4. Il résulte des dispositions citées au point 3 qu'une zone agricole a vocation à couvrir, en cohérence avec les orientations générales et les objectifs du projet d'aménagement et de développement durables, un secteur, équipé ou non, à protéger en raison du potentiel agronomique, biologique ou économique des terres agricoles.

5. Le projet d'aménagement et de développement durables de la métropole européenne de Lille s'est fixé pour objectifs de limiter l'étalement urbain, de favoriser la préservation des espaces agricoles et de " développer de nouvelles activités agricoles dans la tâche urbaine existante, sur des terrains actuellement artificialisés ou pas ". Il a retenu à ce titre un objectif que 50 % des surfaces soient classées en zones naturelles ou agricoles. Il a entendu également " préserver la cohérence des plaines agricoles en évitant leur morcellement et maintenir les coupures urbaines dans le développement périphérique des communes ", ces espaces non bâtis qui séparent les villes et les villages constituant " une respiration nécessaire pour préserver la plaine agricole ".

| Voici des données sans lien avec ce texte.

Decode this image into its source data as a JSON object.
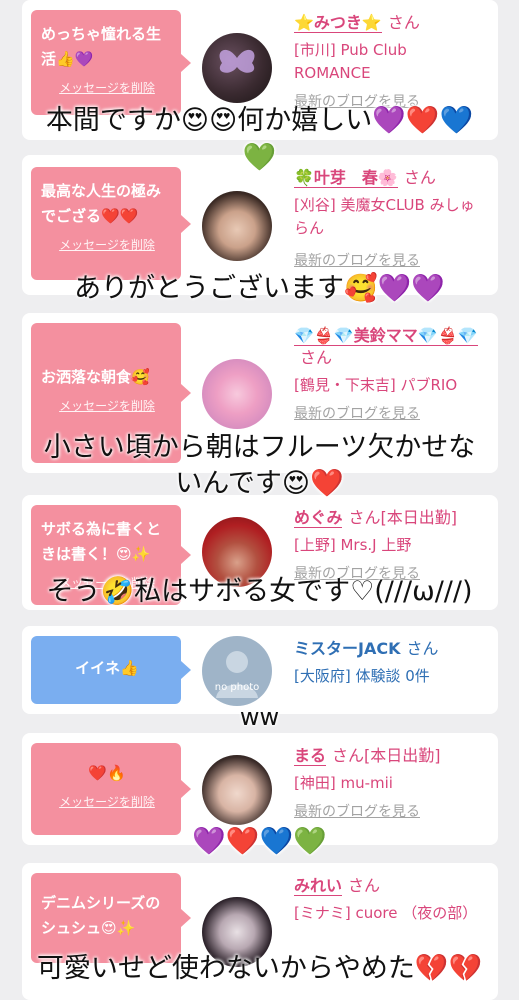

6. Les propriétés des appelants, si elles se situent au sud et à l'est en bordure de la zone urbaine, font partie au nord et à l'ouest d'un vaste compartiment de grandes cultures agricoles entre Linselles et Roncq, se prolongeant en direction d'Halluin et de Bousbecque. En particulier la parcelle BC 53 est exclusivement entourée de parcelles agricoles. Si la parcelle BC 65 en front à rue fait face à un lotissement, elle permet d'avoir depuis la voie publique une fenêtre sur la plaine agricole et ainsi de préserver la respiration constituée par la coupure constituée par la zone agricole. Si deux de ces parcelles supportent l'habitation des appelants, le reste des parcelles est non bâti. Par ailleurs les appelants n'établissent pas que leurs terrains seraient dépourvus de tout potentiel agrologique, biologique ou économique. S'ils soutiennent que le classement en zone agricole ne leur permet pas de rénover leur maison, le règlement du plan local d'urbanisme intercommunal permet en zone agricole, l'extension ou la réalisation d'annexes aux bâtiments d'habitation existants " dès lors que ces extensions ou annexes ne compromettent pas l'activité agricole ou la qualité paysagère du site ". Enfin, les propriétés des appelants ne constituent pas une dent creuse dès lors qu'elles ne sont pas bordées d'unités foncières bâties en limite séparative avec elle notamment au nord-ouest et qu'elles ne sont pas dépourvues de toutes constructions, ce qui constitue une des conditions listées par le glossaire annexé au règlement du plan local d'urbanisme intercommunal pour définir une dent creuse.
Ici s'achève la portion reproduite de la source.